Но едва собеседницы отвернулись от перил, с носа корабля раздались женские крики, затем мужской голос, что-то прокричал, и наступила тишина. И пассажиры, и команда бросились к месту происшествия, громко требуя объяснений. Офелия, пристроившись в кильватере героини почти всех войн на континенте, оказалась в первых рядах.

У ограждений правого борта без сознания лежала молодая леди с Альбиона. Вокруг неё хлопотали, по-видимому, её компаньонки. Чуть поодаль двое моряков докладывали капитану о случившемся, и Офелия напрягла слух:

— Истинно говорю, господин капитан, сэр Вулдридж стоял около лееров с леди, пил шампанское. Когда вдруг весь подобрался, словно, простите, охотничий пёс. А затем, затем прыгнул за борт, крича какую-то околесицу.

— Пуллер верно говорит, господин капитан, — козырнул второй матрос. – Леди Ганциг сперва закричала, а затем упала в обморок. Мы первыми подбежали, но ничего уже не увидели. Видно, он сразу на дно пошёл, — добавил матрос, словно оправдываясь.

— Шлюпки на воду! – Проревел капитан. – Всем свободным от вахты —  взять багры и фонари. Попробуем отыскать сэра Вулдриджа. Хотя, — добавил он себе под нос, — если идиот решил измерить глубину Рейна, то Бог ему в помощь.

Отойдя от толпы, Офелия выглянула за борт. Тёмная мощь воды, спокойно продолжавшая своё течение, пробудила её собственных демонов. От которых, как она думала, давно избавилась. Обстоятельства смерти несчастного бритта напомнили её собственную кончину. Но вода, принявшая тело совсем юной Офелии, была сродни спасению. А те воды, что сейчас заполучили в свои сети еще одну душу, отдавали проклятием.

Бурная деятельность, как она подозревала, была развита специально для туристов. Любой здравомыслящий человек должен был понять, что в темноте, посреди не самой маленькой реки Старого Света, найти спятившего глупца просто нереально. Тем временем Вигберг, перебросившись с капитаном парой фраз, увлекла её к барной стойке, попутно успев заказать шнапс.
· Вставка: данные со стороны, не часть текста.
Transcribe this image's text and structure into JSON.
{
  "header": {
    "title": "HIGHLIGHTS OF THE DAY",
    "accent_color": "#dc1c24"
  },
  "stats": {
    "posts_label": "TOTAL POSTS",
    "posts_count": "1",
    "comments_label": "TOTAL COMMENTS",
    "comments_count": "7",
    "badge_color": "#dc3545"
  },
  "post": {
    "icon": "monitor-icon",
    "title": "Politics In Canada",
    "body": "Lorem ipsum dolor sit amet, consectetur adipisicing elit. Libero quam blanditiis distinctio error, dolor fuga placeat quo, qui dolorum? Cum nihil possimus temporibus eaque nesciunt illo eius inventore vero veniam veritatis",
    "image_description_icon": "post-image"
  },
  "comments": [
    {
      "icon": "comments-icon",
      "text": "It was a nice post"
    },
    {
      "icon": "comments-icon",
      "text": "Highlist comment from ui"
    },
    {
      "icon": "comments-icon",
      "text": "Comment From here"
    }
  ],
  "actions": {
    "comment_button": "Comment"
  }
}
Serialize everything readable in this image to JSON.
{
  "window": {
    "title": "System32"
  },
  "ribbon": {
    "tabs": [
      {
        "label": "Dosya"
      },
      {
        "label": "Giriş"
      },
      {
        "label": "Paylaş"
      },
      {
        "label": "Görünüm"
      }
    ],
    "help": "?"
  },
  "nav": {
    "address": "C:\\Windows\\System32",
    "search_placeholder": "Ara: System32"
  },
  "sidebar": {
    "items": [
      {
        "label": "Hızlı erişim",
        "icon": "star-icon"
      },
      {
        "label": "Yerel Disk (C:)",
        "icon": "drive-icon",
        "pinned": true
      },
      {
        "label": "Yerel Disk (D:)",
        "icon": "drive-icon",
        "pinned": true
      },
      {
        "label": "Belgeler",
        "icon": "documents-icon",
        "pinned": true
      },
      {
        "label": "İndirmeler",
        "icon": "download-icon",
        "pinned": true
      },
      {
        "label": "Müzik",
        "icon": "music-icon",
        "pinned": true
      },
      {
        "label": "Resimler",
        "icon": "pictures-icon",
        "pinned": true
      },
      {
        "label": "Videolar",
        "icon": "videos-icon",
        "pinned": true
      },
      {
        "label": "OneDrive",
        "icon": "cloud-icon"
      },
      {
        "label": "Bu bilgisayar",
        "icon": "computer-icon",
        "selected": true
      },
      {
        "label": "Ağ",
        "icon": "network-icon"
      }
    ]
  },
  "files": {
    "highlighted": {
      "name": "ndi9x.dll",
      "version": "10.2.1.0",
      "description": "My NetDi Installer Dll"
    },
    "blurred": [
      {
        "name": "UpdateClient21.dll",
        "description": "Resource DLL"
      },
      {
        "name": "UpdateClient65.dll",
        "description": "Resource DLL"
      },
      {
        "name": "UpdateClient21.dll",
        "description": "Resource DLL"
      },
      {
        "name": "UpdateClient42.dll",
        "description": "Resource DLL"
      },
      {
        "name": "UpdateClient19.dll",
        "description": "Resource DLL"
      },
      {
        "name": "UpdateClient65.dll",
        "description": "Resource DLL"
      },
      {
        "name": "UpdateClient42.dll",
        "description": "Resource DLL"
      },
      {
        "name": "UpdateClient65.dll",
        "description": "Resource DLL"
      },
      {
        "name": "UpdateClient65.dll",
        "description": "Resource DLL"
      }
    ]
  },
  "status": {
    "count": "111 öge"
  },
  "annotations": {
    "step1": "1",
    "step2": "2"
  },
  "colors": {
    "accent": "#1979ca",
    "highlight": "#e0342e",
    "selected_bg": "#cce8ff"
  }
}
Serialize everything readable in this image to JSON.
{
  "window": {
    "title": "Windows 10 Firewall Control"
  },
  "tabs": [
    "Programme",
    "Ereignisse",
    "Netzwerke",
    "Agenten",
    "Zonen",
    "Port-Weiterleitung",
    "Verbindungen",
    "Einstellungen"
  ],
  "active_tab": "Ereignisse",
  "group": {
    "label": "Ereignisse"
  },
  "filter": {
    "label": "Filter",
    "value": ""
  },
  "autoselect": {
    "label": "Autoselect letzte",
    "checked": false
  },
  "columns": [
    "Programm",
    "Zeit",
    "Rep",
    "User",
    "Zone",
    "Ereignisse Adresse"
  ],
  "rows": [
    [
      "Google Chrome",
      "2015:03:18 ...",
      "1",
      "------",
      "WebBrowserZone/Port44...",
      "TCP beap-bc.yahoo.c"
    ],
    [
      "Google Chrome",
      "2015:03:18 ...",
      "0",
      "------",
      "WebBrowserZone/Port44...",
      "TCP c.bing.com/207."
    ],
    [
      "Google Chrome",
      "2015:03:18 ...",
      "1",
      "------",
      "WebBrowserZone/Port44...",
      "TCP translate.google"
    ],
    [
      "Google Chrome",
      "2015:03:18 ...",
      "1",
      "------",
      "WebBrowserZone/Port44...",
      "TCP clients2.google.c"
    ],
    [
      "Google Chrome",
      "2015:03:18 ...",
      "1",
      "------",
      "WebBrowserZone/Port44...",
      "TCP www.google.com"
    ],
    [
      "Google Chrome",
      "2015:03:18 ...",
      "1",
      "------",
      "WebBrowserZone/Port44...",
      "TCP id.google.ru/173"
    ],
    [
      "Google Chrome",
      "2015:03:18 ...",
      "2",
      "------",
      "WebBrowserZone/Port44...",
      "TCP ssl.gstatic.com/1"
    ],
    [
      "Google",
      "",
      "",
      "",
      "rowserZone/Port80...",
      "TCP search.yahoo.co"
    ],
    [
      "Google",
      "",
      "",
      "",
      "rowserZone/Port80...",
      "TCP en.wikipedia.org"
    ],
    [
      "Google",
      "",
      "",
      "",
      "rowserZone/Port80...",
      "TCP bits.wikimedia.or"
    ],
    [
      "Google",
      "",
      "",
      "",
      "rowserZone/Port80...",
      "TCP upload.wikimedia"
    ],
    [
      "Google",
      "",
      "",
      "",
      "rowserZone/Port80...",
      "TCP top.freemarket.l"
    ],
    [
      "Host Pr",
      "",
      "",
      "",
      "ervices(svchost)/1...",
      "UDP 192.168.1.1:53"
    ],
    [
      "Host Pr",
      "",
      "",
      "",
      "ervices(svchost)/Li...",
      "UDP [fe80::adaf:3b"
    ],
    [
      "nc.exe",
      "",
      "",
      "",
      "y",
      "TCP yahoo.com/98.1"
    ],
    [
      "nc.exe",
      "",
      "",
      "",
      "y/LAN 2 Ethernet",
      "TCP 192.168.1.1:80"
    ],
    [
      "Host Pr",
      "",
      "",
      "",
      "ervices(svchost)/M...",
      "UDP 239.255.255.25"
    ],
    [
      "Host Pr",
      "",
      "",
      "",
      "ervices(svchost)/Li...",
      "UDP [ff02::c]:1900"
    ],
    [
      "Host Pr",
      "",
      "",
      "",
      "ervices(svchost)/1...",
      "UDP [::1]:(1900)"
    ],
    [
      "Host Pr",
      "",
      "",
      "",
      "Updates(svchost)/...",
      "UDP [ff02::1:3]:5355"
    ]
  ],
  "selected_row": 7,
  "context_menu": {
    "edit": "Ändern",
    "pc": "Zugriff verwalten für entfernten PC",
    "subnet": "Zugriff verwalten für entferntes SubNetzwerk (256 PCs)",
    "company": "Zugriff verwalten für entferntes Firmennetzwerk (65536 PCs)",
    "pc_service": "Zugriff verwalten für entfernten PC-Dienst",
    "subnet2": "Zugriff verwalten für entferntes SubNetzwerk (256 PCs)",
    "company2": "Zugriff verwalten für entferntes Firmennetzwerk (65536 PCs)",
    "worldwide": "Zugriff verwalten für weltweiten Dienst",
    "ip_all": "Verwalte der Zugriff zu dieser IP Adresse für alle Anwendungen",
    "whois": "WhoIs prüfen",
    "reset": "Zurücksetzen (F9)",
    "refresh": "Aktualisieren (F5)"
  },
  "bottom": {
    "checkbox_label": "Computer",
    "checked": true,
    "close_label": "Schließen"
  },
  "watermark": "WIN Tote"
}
И когда официант принёс бутылку и пару рюмок, отправила его небрежным жестом руки.

— Капитан просто душка,- вдруг совершенно не к месту заявила неугомонная фрау Краусгольц. – Прекрасно справился с ситуацией. Вот что значит боевой офицер! Эх, где мои семнадцать лет, — вздохнула она. – Всегда питала слабость к военно-морским силам. К слову, Артур, наш капитан, подозревает, что здесь замешаны сверхъестественные силы. Ну, ты же понимаешь, моя дорогая, моряки — народ суеверный. Так вот, те огни на берегу — это город Бахарах, возле которого, по преданию, расположена скала Лорелеи. Слышали ли Вы когда-нибудь эту поучительную историю?

Офелия утвердительно кивнула головой и старушка продолжила:

— Так вот, наш кэп[3] ждёт, когда придёт в себя эта несчастная леди Ганциг, чтобы уточнить, что же крикнул наш прыгун перед встречей с бездной. Он боится, что она назовёт её имя.

Сова, всё это время терпеливо сидевшая на плече отставной риттмейстера, вновь заухала и, к удивлению Офелии, склонившись к уху хозяйки, что-то прошипела. Видя недоумённый взгляд своей юной собеседницы, фрау Краусгольц пояснила:

— Паллада беспокоится, чтобы я не устроила какое-нибудь безумие. Но  я уже так давно не попадала в переплёт, что, кажется, стала терять хватку.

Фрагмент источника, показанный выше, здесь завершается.